= Ann Teresa Mathews =

Founded the first Roman Catholic religious order for women in the US (1732–1800)

Ann Teresa Mathews (religious name, Mother Bernardina Teresa Xavier of St. Joseph; 1732 – June 18, 1800) was a nun from Port Tobacco, Maryland who in 1790 founded the first Roman Catholic religious order for women in the United States.

In 1754, she had entered a convent of English-speaking Discalced Carmelites in modern-day Belgium and was elected prioress there twenty years later. In 1790, she was offered land in Maryland and returned to establish what became known as Mount Carmel Monastery in Port Tobacco. In the 19th century, the congregation relocated to Baltimore, Maryland.

==Biography==
Mathews (sometimes spelled "Matthews") was born in 1732 to a Catholic family in the English Province of Maryland in their North American colonies. She was one of seven siblings. Her much younger brother William Matthews (1770-1854) later became known as a prominent Roman Catholic priest and educator in Washington, DC.

In 1754, Mathews went to Europe to join the English-speaking Discalced Carmelites in Hoogstraet in the Austrian Netherlands (modern Belgium). She joined the order on December 3, 1755, taking the name "Bernardina Teresa Xavier of St. Joseph". Nearly twenty years later, she was elected prioress of their convent on April 13, 1774.
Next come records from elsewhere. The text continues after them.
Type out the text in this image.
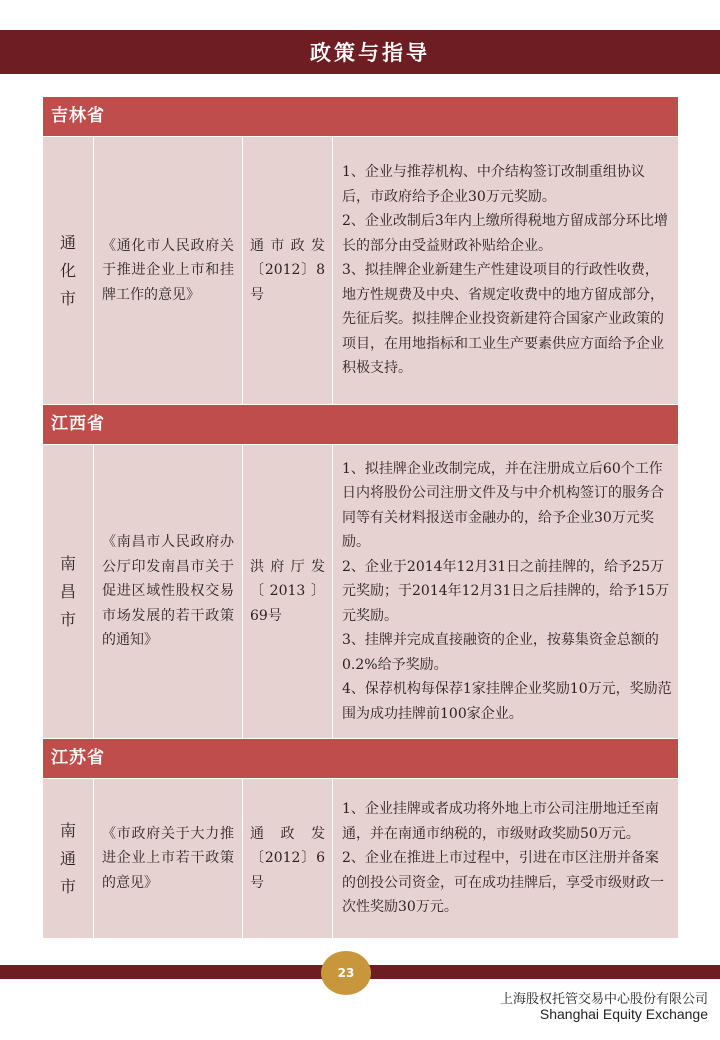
政策与指导
吉林省			
通化市	《通化市人民政府关于推进企业上市和挂牌工作的意见》	通市政发〔2012〕8号	1、企业与推荐机构、中介结构签订改制重组协议后，市政府给予企业30万元奖励。
2、企业改制后3年内上缴所得税地方留成部分环比增长的部分由受益财政补贴给企业。
3、拟挂牌企业新建生产性建设项目的行政性收费，地方性规费及中央、省规定收费中的地方留成部分，先征后奖。拟挂牌企业投资新建符合国家产业政策的项目，在用地指标和工业生产要素供应方面给予企业积极支持。

江西省			
南昌市	《南昌市人民政府办公厅印发南昌市关于促进区域性股权交易市场发展的若干政策的通知》	洪府厅发〔2013〕69号	1、拟挂牌企业改制完成，并在注册成立后60个工作日内将股份公司注册文件及与中介机构签订的服务合同等有关材料报送市金融办的，给予企业30万元奖励。
2、企业于2014年12月31日之前挂牌的，给予25万元奖励；于2014年12月31日之后挂牌的，给予15万元奖励。
3、挂牌并完成直接融资的企业，按募集资金总额的0.2%给予奖励。
4、保荐机构每保荐1家挂牌企业奖励10万元，奖励范围为成功挂牌前100家企业。

江苏省			
南通市	《市政府关于大力推进企业上市若干政策的意见》	通政发〔2012〕6号	1、企业挂牌或者成功将外地上市公司注册地迁至南通，并在南通市纳税的，市级财政奖励50万元。
2、企业在推进上市过程中，引进在市区注册并备案的创投公司资金，可在成功挂牌后，享受市级财政一次性奖励30万元。
23
上海股权托管交易中心股份有限公司
Shanghai Equity Exchange
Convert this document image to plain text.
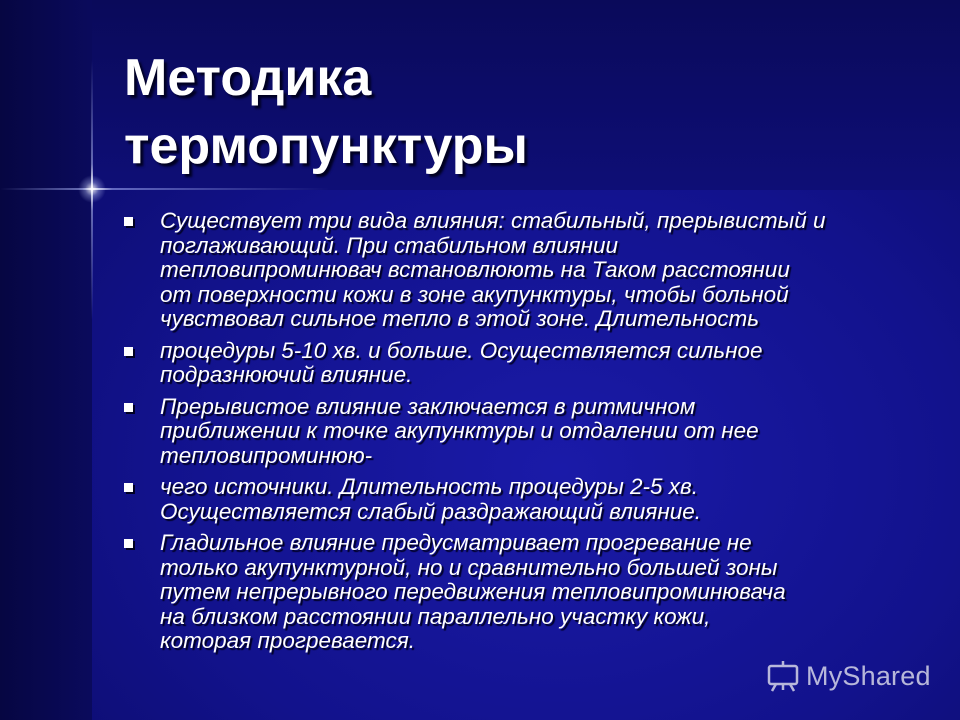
Методика
термопунктуры
Существует три вида влияния: стабильный, прерывистый и
поглаживающий. При стабильном влиянии
тепловипроминювач встановлюють на Таком расстоянии
от поверхности кожи в зоне акупунктуры, чтобы больной
чувствовал сильное тепло в этой зоне. Длительность
процедуры 5-10 хв. и больше. Осуществляется сильное
подразнюючий влияние.
Прерывистое влияние заключается в ритмичном
приближении к точке акупунктуры и отдалении от нее
тепловипроминюю-
чего источники. Длительность процедуры 2-5 хв.
Осуществляется слабый раздражающий влияние.
Гладильное влияние предусматривает прогревание не
только акупунктурной, но и сравнительно большей зоны
путем непрерывного передвижения тепловипроминювача
на близком расстоянии параллельно участку кожи,
которая прогревается.
MyShared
In 1790, Catholicism was unsettled after its disestablishment in France by the Revolution there. In addition Emperor Joseph II had begun his own campaign against monastic establishments. Father Charles Neale, the chaplain at the convent, had been born and raised in Maryland. He offered farmland there in Port Tobacco, on the Eastern Shore, so that Sister Ann could build a convent.
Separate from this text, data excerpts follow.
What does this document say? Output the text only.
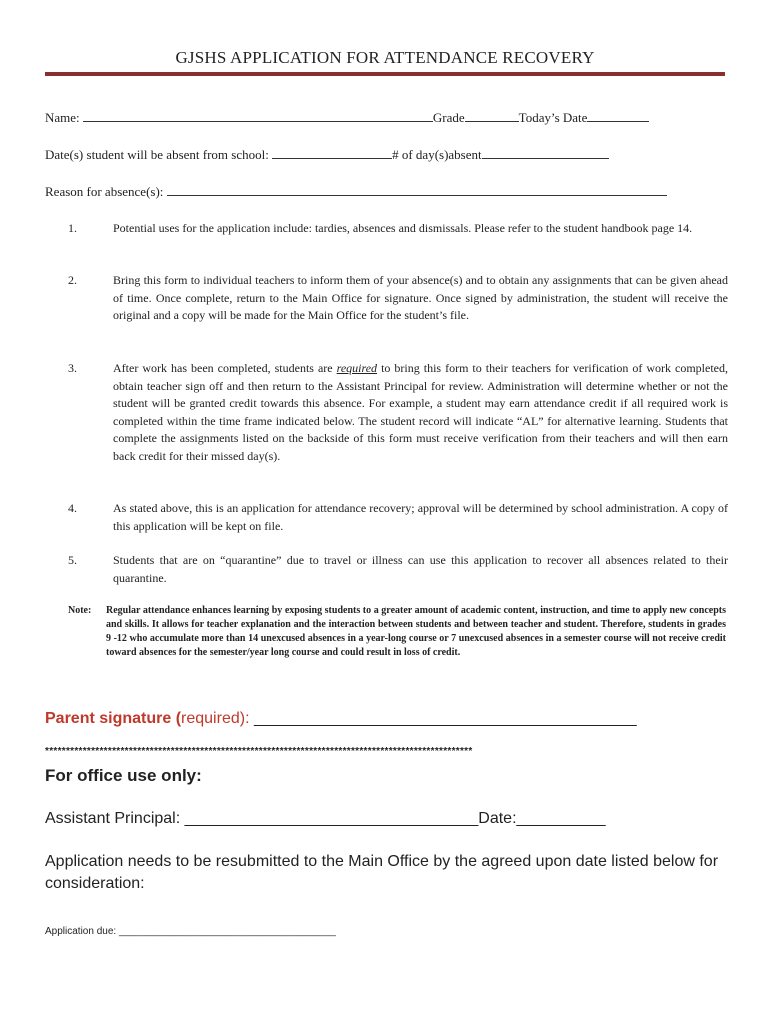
GJSHS APPLICATION FOR ATTENDANCE RECOVERY
Name:	Grade	Today’s Date
Date(s) student will be absent from school:	# of day(s)absent
Reason for absence(s):
1.	Potential uses for the application include: tardies, absences and dismissals. Please refer to the student handbook page 14.
2.	Bring this form to individual teachers to inform them of your absence(s) and to obtain any assignments that can be given ahead of time. Once complete, return to the Main Office for signature. Once signed by administration, the student will receive the original and a copy will be made for the Main Office for the student’s file.
3.	After work has been completed, students are required to bring this form to their teachers for verification of work completed, obtain teacher sign off and then return to the Assistant Principal for review. Administration will determine whether or not the student will be granted credit towards this absence. For example, a student may earn attendance credit if all required work is completed within the time frame indicated below. The student record will indicate “AL” for alternative learning. Students that complete the assignments listed on the backside of this form must receive verification from their teachers and will then earn back credit for their missed day(s).
4.	As stated above, this is an application for attendance recovery; approval will be determined by school administration. A copy of this application will be kept on file.
5.	Students that are on “quarantine” due to travel or illness can use this application to recover all absences related to their quarantine.
Note: Regular attendance enhances learning by exposing students to a greater amount of academic content, instruction, and time to apply new concepts and skills. It allows for teacher explanation and the interaction between students and between teacher and student. Therefore, students in grades 9 -12 who accumulate more than 14 unexcused absences in a year-long course or 7 unexcused absences in a semester course will not receive credit toward absences for the semester/year long course and could result in loss of credit.
Parent signature (required): ___________________________________________
******************************************************************************************************
For office use only:
Assistant Principal: _________________________________Date:__________
Application needs to be resubmitted to the Main Office by the agreed upon date listed below for consideration:
Application due: _______________________________________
She returned that year Maryland in the United States and proceeded to establish the convent in Charles County. It was dedicated on October 15, 1790. Set up as a convent for contemplatives, it was the first convent for Catholic women established in the United States. Mathews was its prioress until her death ten years later.

Her nieces Susanna Mathews (Sister Mary Eleanor) and Ann Mathews (Sister Mary Aloysia) had earlier followed her to the Netherlands and entered the convent in Hoogstraet. They returned with her to establish the Maryland convent. Also joining them was Frances Dickinson, who had been born and raised in London.

In 1831, the nuns were ordered by the bishop to move their congregation across the Chesapeake Bay to the larger city of Baltimore. Their historic building on the Eastern Shore, Mount Carmel Monastery, was listed on the National Register of Historic Places in 1973.